Entre impératif écologique et protection du territoire
La France s'est engagée, notamment via la loi d'accélération des énergies renouvelables de 2023, à doubler la production d'énergies renouvelables d'ici 2030, dont une part significative par le photovoltaïque. Cet objectif ambitieux nécessite des surfaces importantes. Les promoteurs et les pouvoirs publics rappellent régulièrement la nécessité d'atteindre ces cibles pour garantir la souveraineté énergétique du pays et lutter efficacement contre le changement climatique. Pour eux, chaque projet solaire contribue à la décarbonation du mix énergétique national.
Cependant, les collectifs ne remettent pas en cause la finalité, mais les moyens. Ils prônent une approche plus raisonnée et décentralisée. Des solutions alternatives sont souvent mises en avant : le développement du photovoltaïque en toiture sur les bâtiments existants (industriels, commerciaux, agricoles, résidentiels), l'utilisation de friches industrielles ou militaires, de parkings, ou encore le développement de l'agrivoltaïsme intelligent, qui permettrait une production agricole sous les panneaux sans sacrifier la terre.
Le débat est donc complexe : il s'agit de concilier l'urgence climatique et la nécessité de produire de l'énergie verte avec la préservation des paysages, de la biodiversité et de l'activité agricole. Les élus locaux sont souvent pris entre le marteau des objectifs nationaux et l'enclume des revendications citoyennes.
Perspectives : Vers un aménagement du territoire plus concerté ?
La mobilisation dans les Alpes-de-Haute-Provence, à l'image d'autres mouvements similaires dans le Sud de la France et ailleurs, met en lumière un enjeu crucial de l'aménagement du territoire. Elle pousse à une réflexion plus profonde sur la stratégie d'implantation des centrales solaires.
Face à la contestation, l'État et les collectivités territoriales pourraient être amenés à renforcer les outils de planification, comme les schémas régionaux d'aménagement des énergies renouvelables, en y intégrant davantage les critères de protection des terres agricoles et naturelles, ainsi que la valeur paysagère. La participation citoyenne et la concertation locale, souvent perçues comme des freins, sont en réalité des leviers essentiels pour l'acceptabilité des projets.

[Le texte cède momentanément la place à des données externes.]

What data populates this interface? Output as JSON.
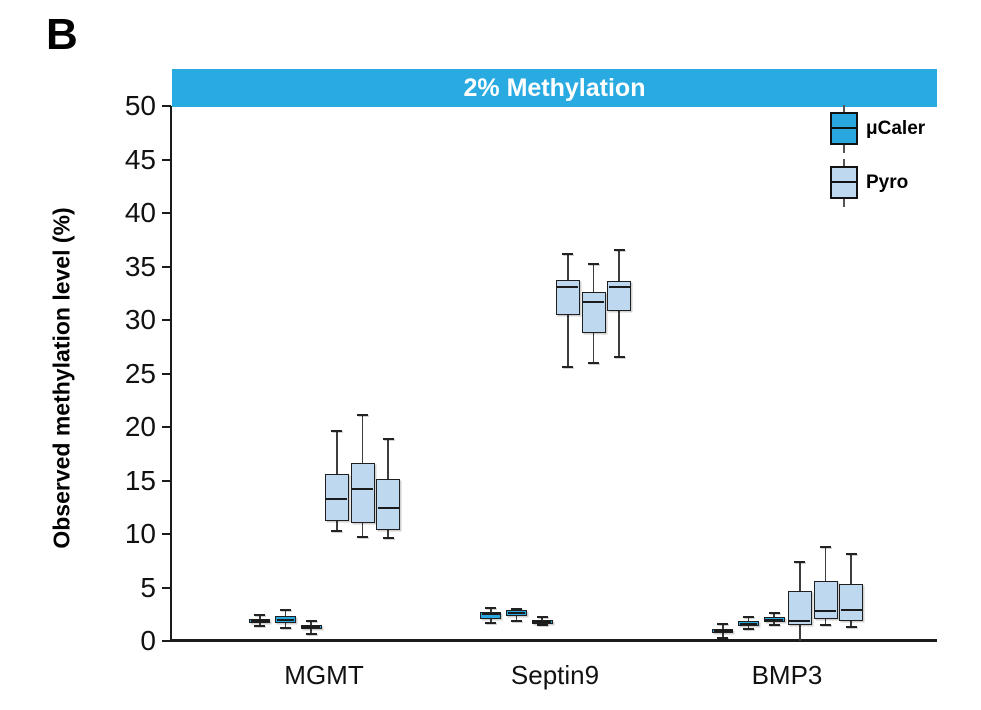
{
  "panel_label": "B",
  "banner": {
    "bg_color": "#29ABE2",
    "text_color": "#FFFFFF"
  },
  "chart_data": {
    "type": "boxplot",
    "title": "2% Methylation",
    "ylabel": "Observed methylation level (%)",
    "xlabel": "",
    "ylim": [
      0,
      50
    ],
    "yticks": [
      0,
      5,
      10,
      15,
      20,
      25,
      30,
      35,
      40,
      45,
      50
    ],
    "grid": false,
    "legend_position": "top-right",
    "categories": [
      "MGMT",
      "Septin9",
      "BMP3"
    ],
    "series": [
      {
        "name": "μCaler",
        "color": "#29A8DF",
        "groups": [
          [
            {
              "lo": 1.4,
              "q1": 1.7,
              "med": 1.9,
              "q3": 2.1,
              "hi": 2.4
            },
            {
              "lo": 1.2,
              "q1": 1.7,
              "med": 2.0,
              "q3": 2.3,
              "hi": 2.9
            },
            {
              "lo": 0.7,
              "q1": 1.1,
              "med": 1.3,
              "q3": 1.5,
              "hi": 1.9
            }
          ],
          [
            {
              "lo": 1.7,
              "q1": 2.1,
              "med": 2.5,
              "q3": 2.7,
              "hi": 3.1
            },
            {
              "lo": 1.9,
              "q1": 2.3,
              "med": 2.6,
              "q3": 2.9,
              "hi": 3.0
            },
            {
              "lo": 1.5,
              "q1": 1.6,
              "med": 1.8,
              "q3": 2.0,
              "hi": 2.2
            }
          ],
          [
            {
              "lo": 0.3,
              "q1": 0.7,
              "med": 0.9,
              "q3": 1.1,
              "hi": 1.6
            },
            {
              "lo": 1.1,
              "q1": 1.4,
              "med": 1.6,
              "q3": 1.9,
              "hi": 2.2
            },
            {
              "lo": 1.5,
              "q1": 1.8,
              "med": 2.0,
              "q3": 2.2,
              "hi": 2.6
            }
          ]
        ]
      },
      {
        "name": "Pyro",
        "color": "#BDD8EF",
        "groups": [
          [
            {
              "lo": 10.3,
              "q1": 11.2,
              "med": 13.3,
              "q3": 15.6,
              "hi": 19.6
            },
            {
              "lo": 9.7,
              "q1": 11.0,
              "med": 14.2,
              "q3": 16.6,
              "hi": 21.1
            },
            {
              "lo": 9.6,
              "q1": 10.4,
              "med": 12.4,
              "q3": 15.1,
              "hi": 18.9
            }
          ],
          [
            {
              "lo": 25.6,
              "q1": 30.5,
              "med": 33.1,
              "q3": 33.7,
              "hi": 36.2
            },
            {
              "lo": 26.0,
              "q1": 28.8,
              "med": 31.7,
              "q3": 32.6,
              "hi": 35.2
            },
            {
              "lo": 26.5,
              "q1": 30.8,
              "med": 33.1,
              "q3": 33.6,
              "hi": 36.5
            }
          ],
          [
            {
              "lo": 0.0,
              "q1": 1.5,
              "med": 1.9,
              "q3": 4.7,
              "hi": 7.4
            },
            {
              "lo": 1.5,
              "q1": 2.1,
              "med": 2.8,
              "q3": 5.6,
              "hi": 8.8
            },
            {
              "lo": 1.3,
              "q1": 1.9,
              "med": 2.9,
              "q3": 5.3,
              "hi": 8.1
            }
          ]
        ]
      }
    ]
  }
}
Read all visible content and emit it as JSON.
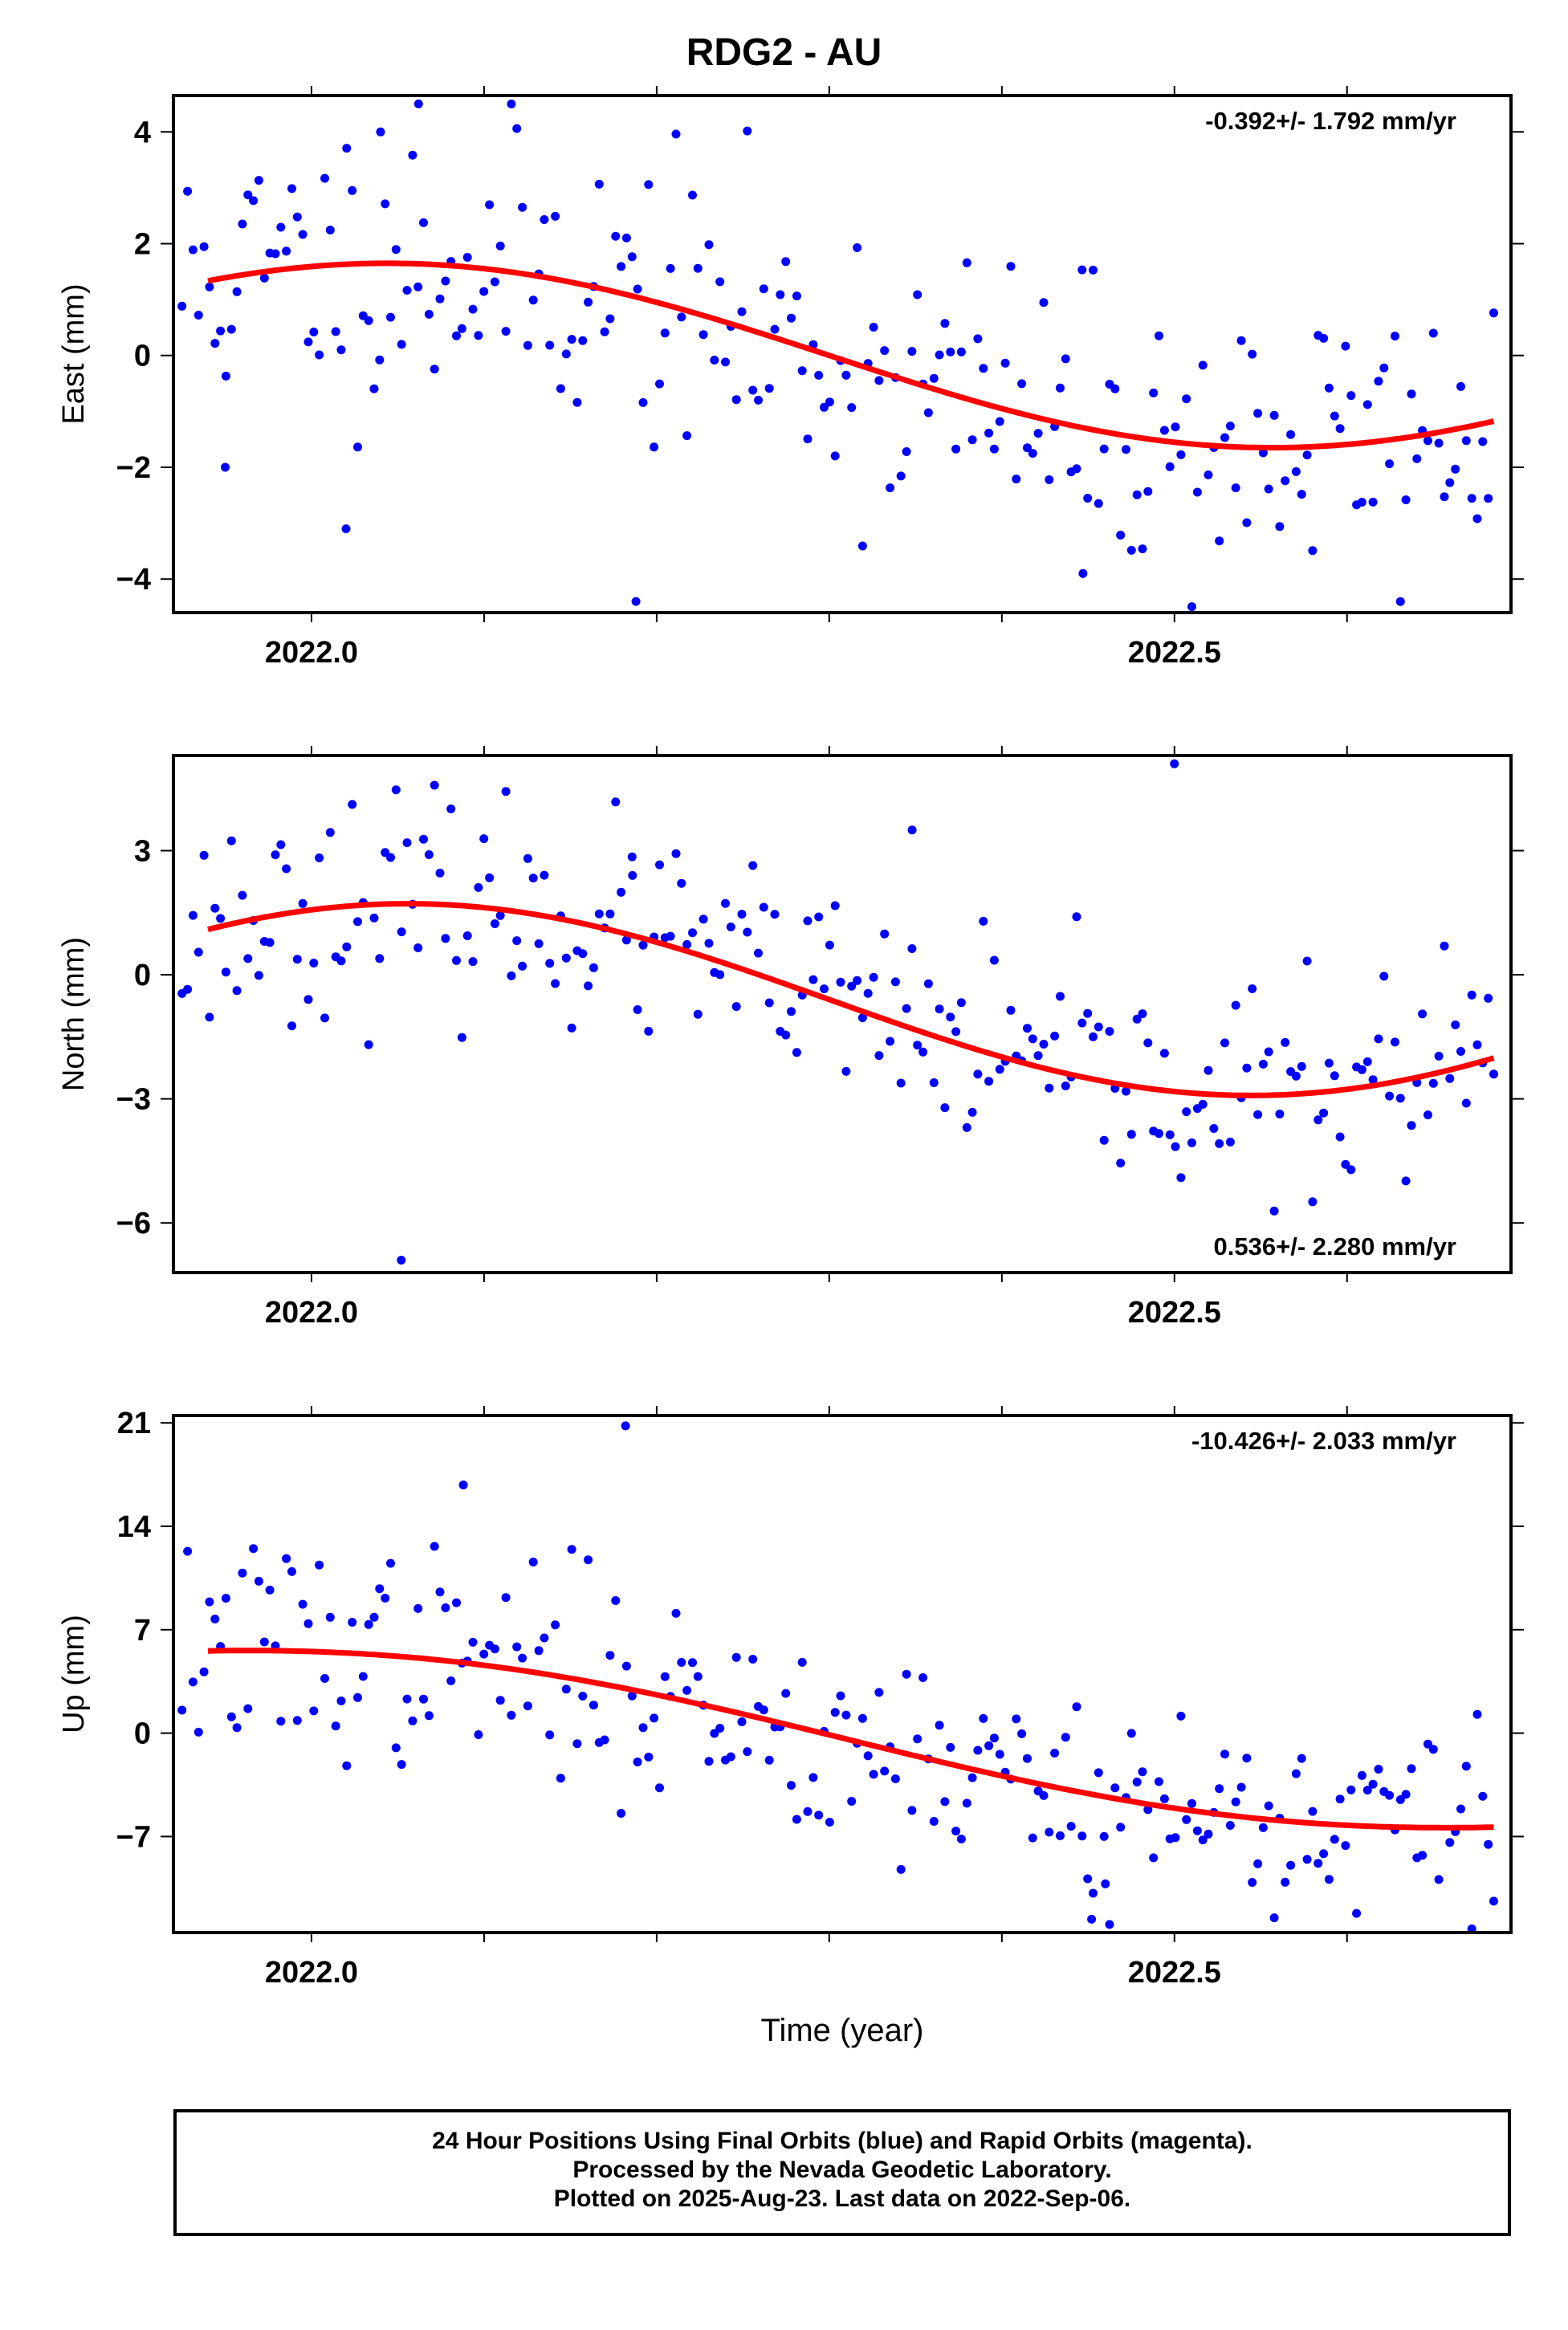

L'avenir des énergies renouvelables en France dépendra en grande partie de la capacité des acteurs à trouver un équilibre entre l'impératif de production et le respect des territoires. Les Alpes-de-Haute-Provence sont aujourd'hui l'un des théâtres privilégiés de ce débat, où l'urgence écologique se conjugue avec l'attachement viscéral à la terre et au paysage.
Conclusion : Un défi pour la transition énergétique
La lutte des collectifs dans les Alpes-de-Haute-Provence n'est pas un refus de la modernité ou de l'écologie, mais un appel à une transition énergétique plus juste, plus équilibrée et plus respectueuse des spécificités locales. Elle interpelle sur la nécessité de ne pas opposer production d'énergie verte et protection de l'environnement, mais de les faire converger à travers des choix d'aménagement réfléchis et un dialogue transparent. C'est à ce prix que l'adhésion citoyenne, indispensable au succès de la transition, pourra être consolidée.